We spent the next hour going over the same ground she had covered twice herself. We even rechecked the toilet.
"I have to pee."
"Yeah, but what if my keys are just out of sight in the pipe and you flush it and then they disappear forever?"
I held it.
We had just finished taking all the recycling out of the paper bags and sorting it into piles; 'not keys' 'and keys,' with 'not keys' winning 53 pieces to 0, when I decided to run out to my car and get my flashlight.
When I came back in, Kristi was on the phone with Jackson, pleading with him to check his bag again. I rechecked under the stairs and the major appliances, finding lots of cat hair I hadn't previously seen, but no keys.
Then Jackson called back.
"Hello...yeah...you WHAT?...YOU DID?...They were in YOUR BAG THE WHOLE TIME? Do you have ANY IDEA what I've been doing for the last THREE HOURS?...Angie had to come over and help me look! I though I was losing my mind and you'd have to commit me! Or at the very least you'd have to have everything re-keyed. I can't talk to you right now."
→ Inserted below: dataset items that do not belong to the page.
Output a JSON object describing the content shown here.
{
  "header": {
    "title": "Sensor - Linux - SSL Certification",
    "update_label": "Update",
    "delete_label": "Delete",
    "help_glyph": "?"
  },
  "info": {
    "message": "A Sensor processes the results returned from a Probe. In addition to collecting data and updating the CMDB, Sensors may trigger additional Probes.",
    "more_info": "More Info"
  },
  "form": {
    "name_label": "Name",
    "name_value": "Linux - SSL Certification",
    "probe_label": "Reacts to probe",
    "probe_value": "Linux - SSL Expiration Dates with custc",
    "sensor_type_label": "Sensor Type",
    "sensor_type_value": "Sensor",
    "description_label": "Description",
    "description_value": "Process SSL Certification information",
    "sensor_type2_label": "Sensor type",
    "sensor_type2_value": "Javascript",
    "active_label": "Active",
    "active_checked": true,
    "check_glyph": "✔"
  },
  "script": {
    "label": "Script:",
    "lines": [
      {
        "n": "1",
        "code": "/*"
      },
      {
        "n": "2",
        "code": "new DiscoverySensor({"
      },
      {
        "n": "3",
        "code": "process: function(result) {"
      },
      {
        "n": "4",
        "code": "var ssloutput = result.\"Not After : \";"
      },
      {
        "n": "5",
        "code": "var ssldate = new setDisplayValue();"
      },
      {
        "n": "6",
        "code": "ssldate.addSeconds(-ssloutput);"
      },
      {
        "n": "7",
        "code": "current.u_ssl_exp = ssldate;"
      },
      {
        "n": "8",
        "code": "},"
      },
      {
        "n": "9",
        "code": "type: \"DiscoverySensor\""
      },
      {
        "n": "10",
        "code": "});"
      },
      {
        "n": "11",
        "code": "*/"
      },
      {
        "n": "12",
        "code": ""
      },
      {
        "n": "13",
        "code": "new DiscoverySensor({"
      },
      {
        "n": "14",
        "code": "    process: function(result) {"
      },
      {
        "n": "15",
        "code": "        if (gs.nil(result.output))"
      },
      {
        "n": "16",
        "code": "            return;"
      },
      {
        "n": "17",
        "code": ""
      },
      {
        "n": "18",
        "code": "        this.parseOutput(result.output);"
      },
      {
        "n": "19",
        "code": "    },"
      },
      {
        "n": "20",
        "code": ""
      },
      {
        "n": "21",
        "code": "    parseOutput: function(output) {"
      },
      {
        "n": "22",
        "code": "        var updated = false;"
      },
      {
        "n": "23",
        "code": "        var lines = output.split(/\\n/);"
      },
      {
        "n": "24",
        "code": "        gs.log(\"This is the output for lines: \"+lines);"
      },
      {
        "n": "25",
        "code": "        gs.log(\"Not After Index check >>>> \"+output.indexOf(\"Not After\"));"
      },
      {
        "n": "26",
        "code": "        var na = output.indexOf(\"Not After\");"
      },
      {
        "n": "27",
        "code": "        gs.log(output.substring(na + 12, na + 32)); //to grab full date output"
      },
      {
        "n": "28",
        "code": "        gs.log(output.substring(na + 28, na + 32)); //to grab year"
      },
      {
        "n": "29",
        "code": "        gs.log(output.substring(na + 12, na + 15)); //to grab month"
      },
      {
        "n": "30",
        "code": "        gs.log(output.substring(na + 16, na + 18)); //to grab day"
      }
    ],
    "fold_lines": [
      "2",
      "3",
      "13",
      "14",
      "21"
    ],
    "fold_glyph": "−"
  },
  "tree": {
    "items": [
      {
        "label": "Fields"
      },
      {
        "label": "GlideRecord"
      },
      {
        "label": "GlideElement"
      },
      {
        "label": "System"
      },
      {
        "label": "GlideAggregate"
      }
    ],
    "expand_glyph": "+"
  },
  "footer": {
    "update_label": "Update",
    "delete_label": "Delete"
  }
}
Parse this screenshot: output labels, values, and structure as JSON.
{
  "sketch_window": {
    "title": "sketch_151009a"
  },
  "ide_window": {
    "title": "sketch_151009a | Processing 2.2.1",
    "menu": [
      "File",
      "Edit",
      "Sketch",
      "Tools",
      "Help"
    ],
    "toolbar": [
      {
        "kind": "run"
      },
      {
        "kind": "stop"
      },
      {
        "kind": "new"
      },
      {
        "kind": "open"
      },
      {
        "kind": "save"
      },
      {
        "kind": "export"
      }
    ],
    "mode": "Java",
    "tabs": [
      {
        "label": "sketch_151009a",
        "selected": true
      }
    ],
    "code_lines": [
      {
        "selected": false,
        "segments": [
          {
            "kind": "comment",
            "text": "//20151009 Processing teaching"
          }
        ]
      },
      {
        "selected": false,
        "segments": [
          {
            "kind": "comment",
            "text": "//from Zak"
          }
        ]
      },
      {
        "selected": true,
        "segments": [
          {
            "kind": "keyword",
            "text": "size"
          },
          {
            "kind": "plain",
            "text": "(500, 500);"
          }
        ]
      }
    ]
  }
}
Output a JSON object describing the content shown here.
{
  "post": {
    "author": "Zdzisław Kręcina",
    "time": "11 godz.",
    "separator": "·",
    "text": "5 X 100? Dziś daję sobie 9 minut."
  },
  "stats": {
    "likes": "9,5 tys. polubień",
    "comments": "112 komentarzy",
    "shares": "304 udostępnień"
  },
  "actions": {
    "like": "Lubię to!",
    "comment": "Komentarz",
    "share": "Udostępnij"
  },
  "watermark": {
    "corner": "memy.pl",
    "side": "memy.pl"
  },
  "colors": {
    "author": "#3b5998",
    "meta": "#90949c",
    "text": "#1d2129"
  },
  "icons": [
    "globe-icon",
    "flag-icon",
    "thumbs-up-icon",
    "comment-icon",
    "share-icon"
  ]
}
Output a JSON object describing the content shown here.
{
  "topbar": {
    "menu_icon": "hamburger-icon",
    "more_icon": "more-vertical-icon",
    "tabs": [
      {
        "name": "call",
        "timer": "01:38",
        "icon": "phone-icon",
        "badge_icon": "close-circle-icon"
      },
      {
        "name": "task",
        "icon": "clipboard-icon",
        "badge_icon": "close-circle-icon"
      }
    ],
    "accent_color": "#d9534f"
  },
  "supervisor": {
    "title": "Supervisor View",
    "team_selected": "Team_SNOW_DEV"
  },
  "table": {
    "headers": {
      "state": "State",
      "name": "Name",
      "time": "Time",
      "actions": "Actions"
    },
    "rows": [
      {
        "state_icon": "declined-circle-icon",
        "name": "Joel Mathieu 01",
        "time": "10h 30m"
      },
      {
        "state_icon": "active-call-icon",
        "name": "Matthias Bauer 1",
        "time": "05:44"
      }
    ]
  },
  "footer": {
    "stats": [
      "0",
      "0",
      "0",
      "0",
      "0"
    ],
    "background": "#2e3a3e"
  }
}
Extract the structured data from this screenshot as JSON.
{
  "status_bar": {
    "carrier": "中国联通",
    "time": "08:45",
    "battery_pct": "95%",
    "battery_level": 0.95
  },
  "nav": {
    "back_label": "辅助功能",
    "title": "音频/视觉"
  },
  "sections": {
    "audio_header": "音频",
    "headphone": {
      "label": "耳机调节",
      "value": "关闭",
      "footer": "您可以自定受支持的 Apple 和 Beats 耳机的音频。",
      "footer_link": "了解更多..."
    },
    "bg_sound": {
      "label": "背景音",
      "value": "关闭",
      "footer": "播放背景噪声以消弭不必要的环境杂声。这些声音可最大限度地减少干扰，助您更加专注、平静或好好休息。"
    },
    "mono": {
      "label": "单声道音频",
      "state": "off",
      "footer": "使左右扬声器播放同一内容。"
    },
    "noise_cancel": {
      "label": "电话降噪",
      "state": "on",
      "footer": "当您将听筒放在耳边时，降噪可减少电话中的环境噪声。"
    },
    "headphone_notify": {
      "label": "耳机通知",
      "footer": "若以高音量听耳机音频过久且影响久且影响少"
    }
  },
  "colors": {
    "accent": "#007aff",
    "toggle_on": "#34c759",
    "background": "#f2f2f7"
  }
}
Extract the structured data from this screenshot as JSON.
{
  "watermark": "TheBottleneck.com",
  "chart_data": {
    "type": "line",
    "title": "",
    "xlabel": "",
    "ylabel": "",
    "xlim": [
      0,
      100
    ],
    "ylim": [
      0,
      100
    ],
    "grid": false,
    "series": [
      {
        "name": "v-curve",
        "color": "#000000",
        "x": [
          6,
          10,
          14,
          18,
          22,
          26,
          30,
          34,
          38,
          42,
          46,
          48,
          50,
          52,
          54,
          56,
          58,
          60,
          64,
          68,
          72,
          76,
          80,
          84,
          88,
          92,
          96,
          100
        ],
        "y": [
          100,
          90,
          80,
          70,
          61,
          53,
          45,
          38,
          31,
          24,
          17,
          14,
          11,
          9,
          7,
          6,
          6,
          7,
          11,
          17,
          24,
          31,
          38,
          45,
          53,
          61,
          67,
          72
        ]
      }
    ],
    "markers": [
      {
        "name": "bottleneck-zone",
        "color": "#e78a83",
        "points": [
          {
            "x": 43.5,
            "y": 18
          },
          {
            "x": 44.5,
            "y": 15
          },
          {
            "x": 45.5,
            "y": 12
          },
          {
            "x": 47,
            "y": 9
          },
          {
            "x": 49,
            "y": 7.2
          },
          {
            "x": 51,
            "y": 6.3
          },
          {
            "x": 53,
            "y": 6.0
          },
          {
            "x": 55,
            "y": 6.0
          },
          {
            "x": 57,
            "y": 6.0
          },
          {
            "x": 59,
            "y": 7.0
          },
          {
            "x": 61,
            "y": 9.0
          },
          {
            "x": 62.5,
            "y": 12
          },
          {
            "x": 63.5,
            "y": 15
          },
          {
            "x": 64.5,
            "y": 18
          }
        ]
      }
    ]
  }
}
I looked at her. She threw her hands up in the air.
"What happened? Didn't he look before?"
"All indications are that he didn't. But he said they were really busy at the ICU tonight. Two people died in the same room at the same time. But still. What about my keys? He could have just looked."
We finished the garlic Cheerios and called it a night. And Kristi slept well, knowing that her Toyota would not be stolen in the night with her own key.